DOL Revises FFCRA Regulations in Response to Federal Court Decision Invalidating Parts of the FFCRA

On September 11, 2020, the U.S. Department of Labor (“DOL”) issued revised regulations to clarify certain rights and employer responsibilities under the paid sick leave and expanded family and medical leave provisions of the Families First Coronavirus Response Act (“FFCRA”).  The revisions were made in response to a recent decision of the U.S. District Court for the Southern District of New York (“SDNY”), which invalidated certain provisions of the FFCRA regulations.

The FFCRA, which we discussed here, requires employers with fewer than 500 employees to provide emergency paid sick leave (“EPSL”) and emergency Family and Medical Leave Act leave (“EFMLA”) to employees who meet certain COVID-19-related conditions.  DOL issued regulations implementing the FFCRA on April 1, 2020.

In response to the SDNY decision, DOL made the following clarifications (#1-2, below) and revisions (#3-5, below) to the FFCRA regulations, effective September 16, 2020:

  1. Employees are eligible for FFCRA leave only if their employer has work available for the employee to perform; in other words, the qualifying reason for the leave must be the “but-for cause of the employee’s inability to work.”
  2. Employees may take FFCRA leave intermittently only with their employer’s consent.
  3. Employees must provide their employers with the required documentation (including information about their qualifying reason for leave and any other supporting documentation such as a quarantine or isolation order) that supports their need for EPSL and/or EFMLA leave “as soon as practicable.”
  4. Employees who need to take leave must provide the required documentation “as soon as practicable” and not necessarily “prior to” taking the leave.
  5. Employees do not need employer approval to take FFCRA leave to care for their children whose schools are operating on an alternate day basis (or other hybrid attendance schedule), because such leave technically is not intermittent leave. The revised rule explains that “intermittent leave is not needed because the school literally closes [. . .] and opens repeatedly,” and “each day of school closure constitutes a separate reason for FFCRA leave that ends when the school opens the next day.”
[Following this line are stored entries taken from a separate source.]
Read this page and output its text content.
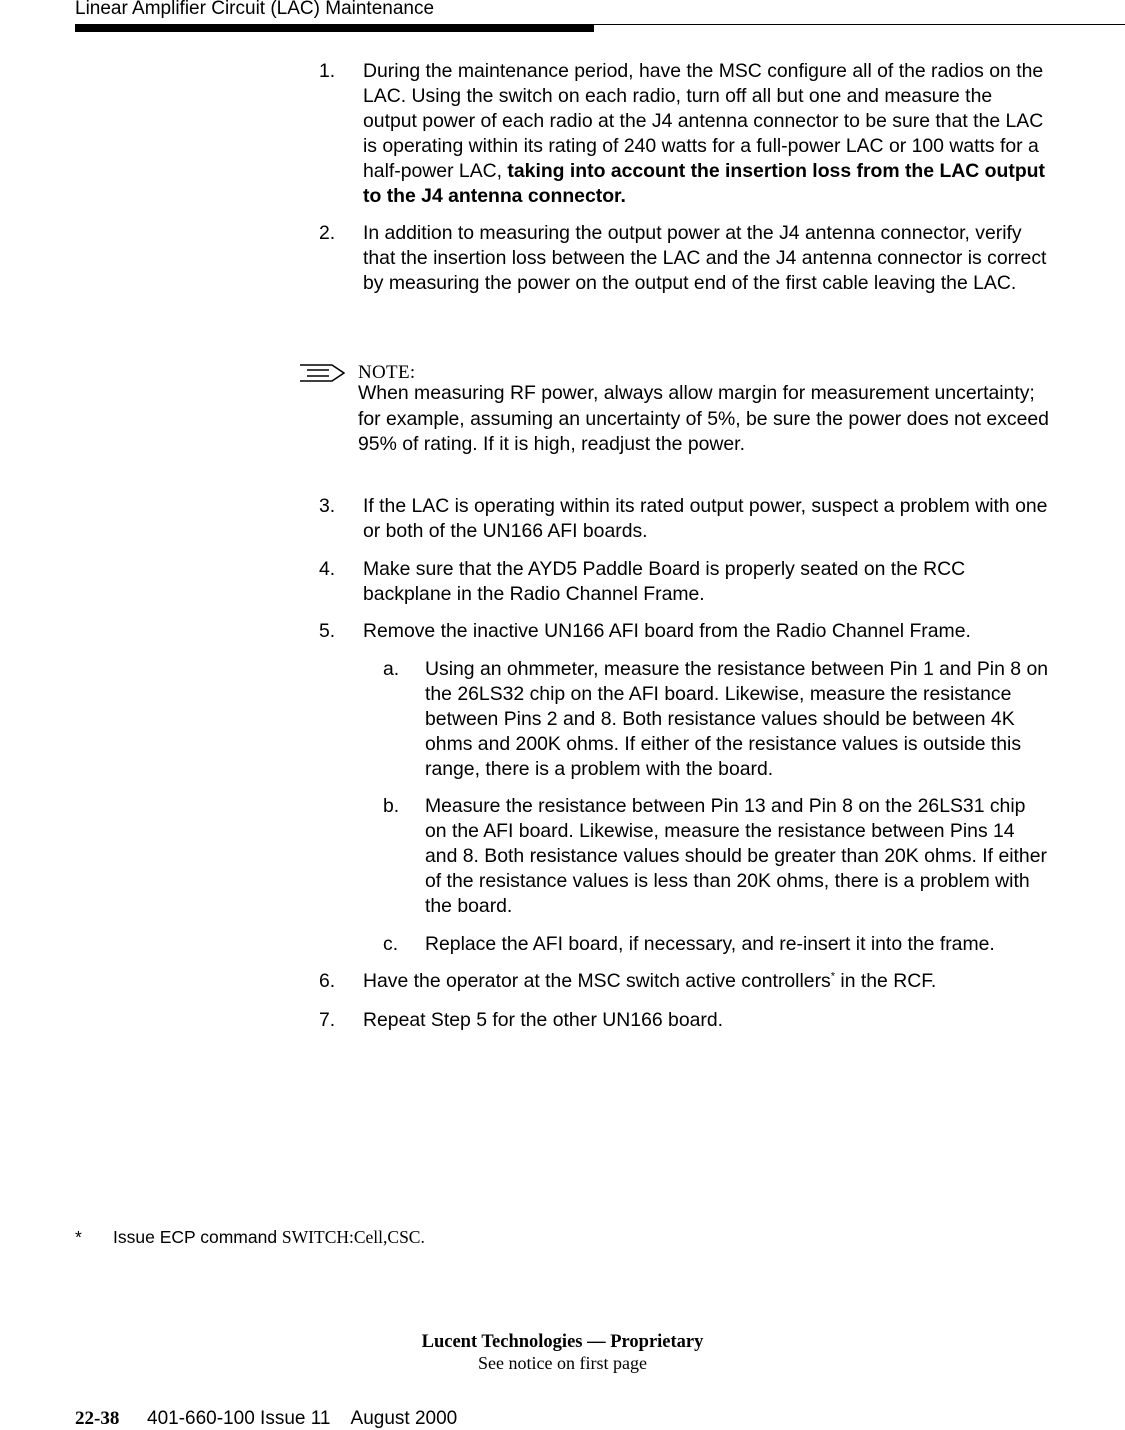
Linear Amplifier Circuit (LAC) Maintenance
1. During the maintenance period, have the MSC configure all of the radios on the LAC. Using the switch on each radio, turn off all but one and measure the output power of each radio at the J4 antenna connector to be sure that the LAC is operating within its rating of 240 watts for a full-power LAC or 100 watts for a half-power LAC, taking into account the insertion loss from the LAC output to the J4 antenna connector.
2. In addition to measuring the output power at the J4 antenna connector, verify that the insertion loss between the LAC and the J4 antenna connector is correct by measuring the power on the output end of the first cable leaving the LAC.
NOTE:
When measuring RF power, always allow margin for measurement uncertainty; for example, assuming an uncertainty of 5%, be sure the power does not exceed 95% of rating. If it is high, readjust the power.
3. If the LAC is operating within its rated output power, suspect a problem with one or both of the UN166 AFI boards.
4. Make sure that the AYD5 Paddle Board is properly seated on the RCC backplane in the Radio Channel Frame.
5. Remove the inactive UN166 AFI board from the Radio Channel Frame.
a. Using an ohmmeter, measure the resistance between Pin 1 and Pin 8 on the 26LS32 chip on the AFI board. Likewise, measure the resistance between Pins 2 and 8. Both resistance values should be between 4K ohms and 200K ohms. If either of the resistance values is outside this range, there is a problem with the board.
b. Measure the resistance between Pin 13 and Pin 8 on the 26LS31 chip on the AFI board. Likewise, measure the resistance between Pins 14 and 8. Both resistance values should be greater than 20K ohms. If either of the resistance values is less than 20K ohms, there is a problem with the board.
c. Replace the AFI board, if necessary, and re-insert it into the frame.
6. Have the operator at the MSC switch active controllers* in the RCF.
7. Repeat Step 5 for the other UN166 board.
* Issue ECP command SWITCH:Cell,CSC.
Lucent Technologies — Proprietary
See notice on first page
22-38 401-660-100 Issue 11    August 2000
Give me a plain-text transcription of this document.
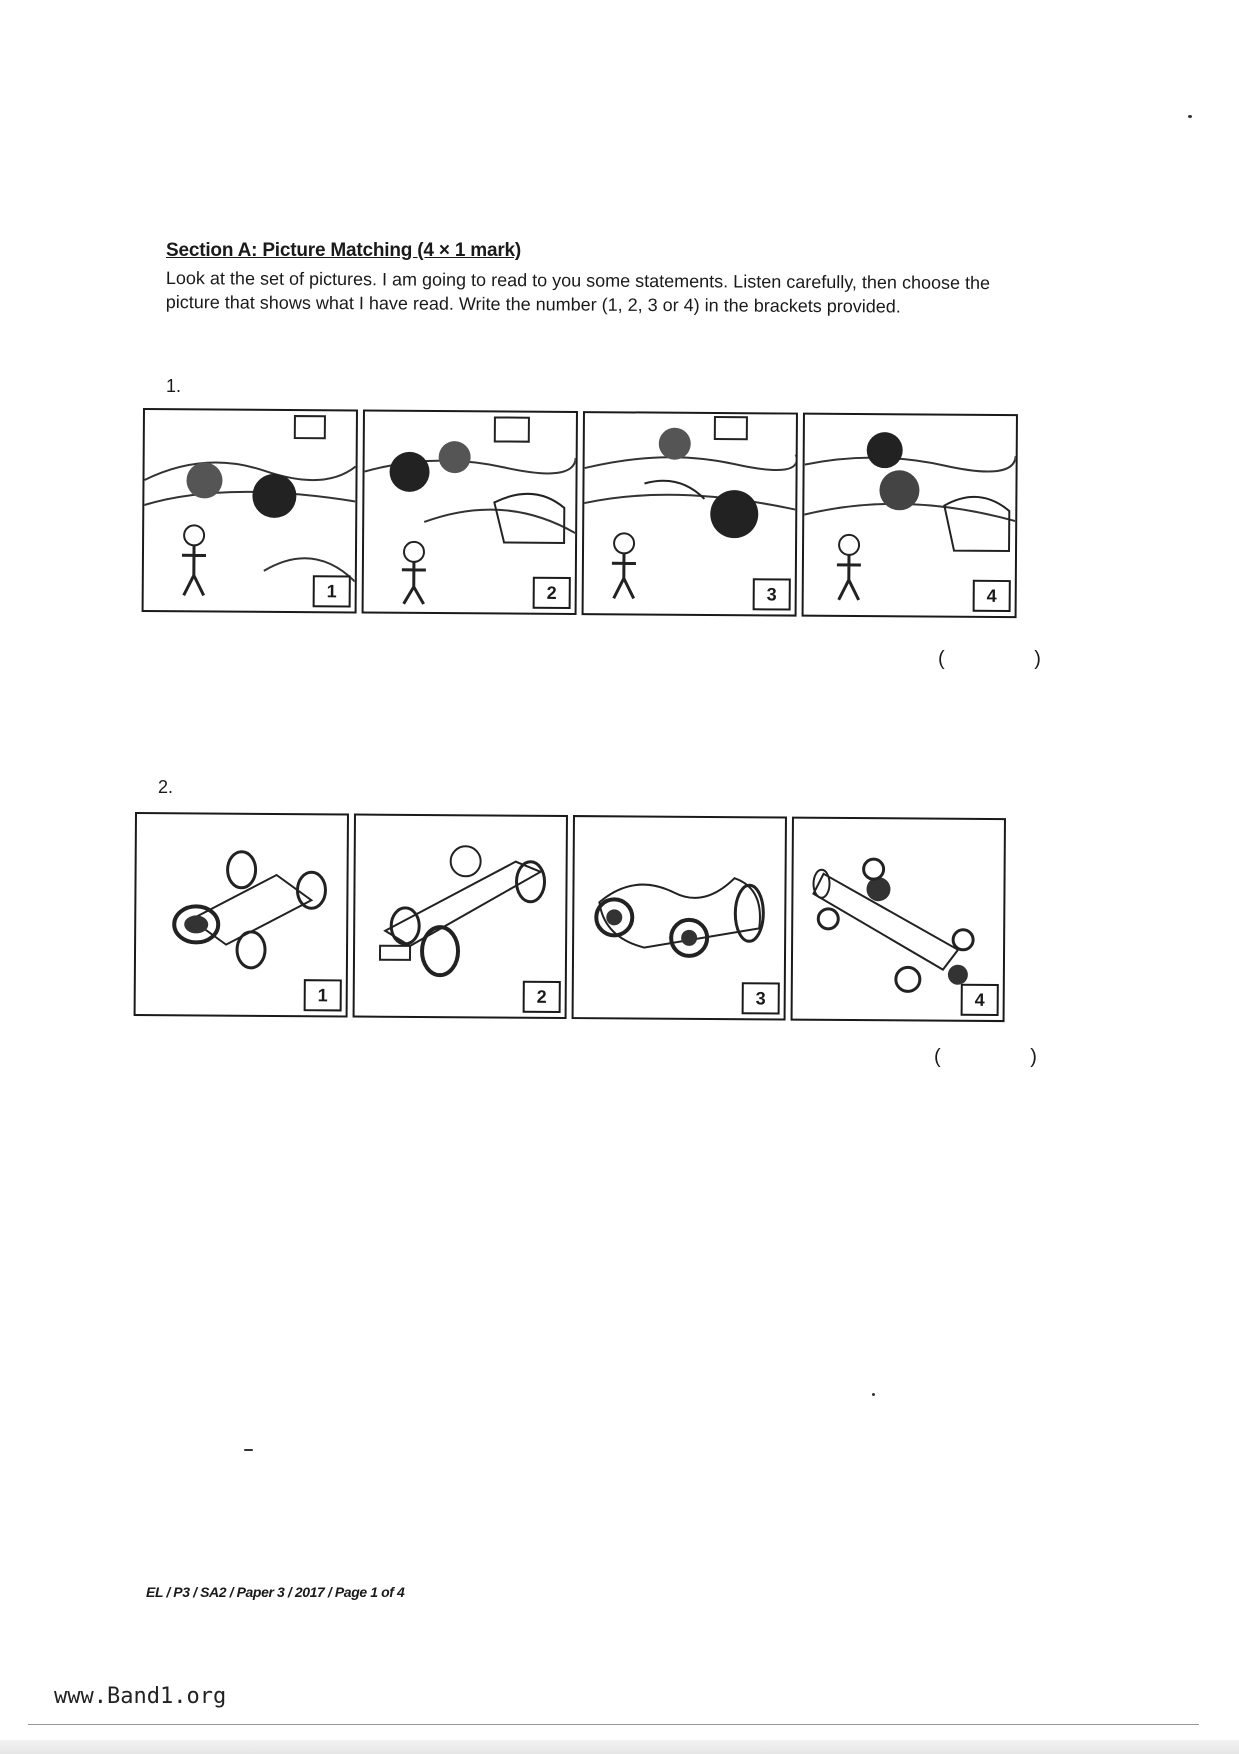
Section A: Picture Matching (4 × 1 mark)
Look at the set of pictures. I am going to read to you some statements. Listen carefully, then choose the picture that shows what I have read. Write the number (1, 2, 3 or 4) in the brackets provided.
1.
1	2	3	4
( )
2.
1	2	3	4
( )
EL / P3 / SA2 / Paper 3 / 2017 / Page 1 of 4
www.Band1.org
Finally, in response to the SDNY striking down the FFCRA’s definition of “health care provider” as being too expansive, DOL revised the definition to narrow the category of individuals who are considered a “health care provider” and who thus can be excluded by their employer from taking FFCRA leave.  The FFCRA’s revised regulations adopt the more narrow definition of “health care provider” under the Family and Medical Leave Act regulations (29 C.F.R. 825.102) and include those who are employed to provide diagnostic services, preventative services, treatment services, or other services that are integrated with and necessary to the provision of patient care which, if not provided, would adversely impact patient care.  Notably, the revision did not change the definition of “health care provider” for purposes of determining who can advise an employee to quarantine or self-isolate.

The DOL’s FFCRA FAQs page has been updated to reflect the new changes to the regulations.  The regulations remain in effect through the FFCRA’s expiration date of December 31, 2020.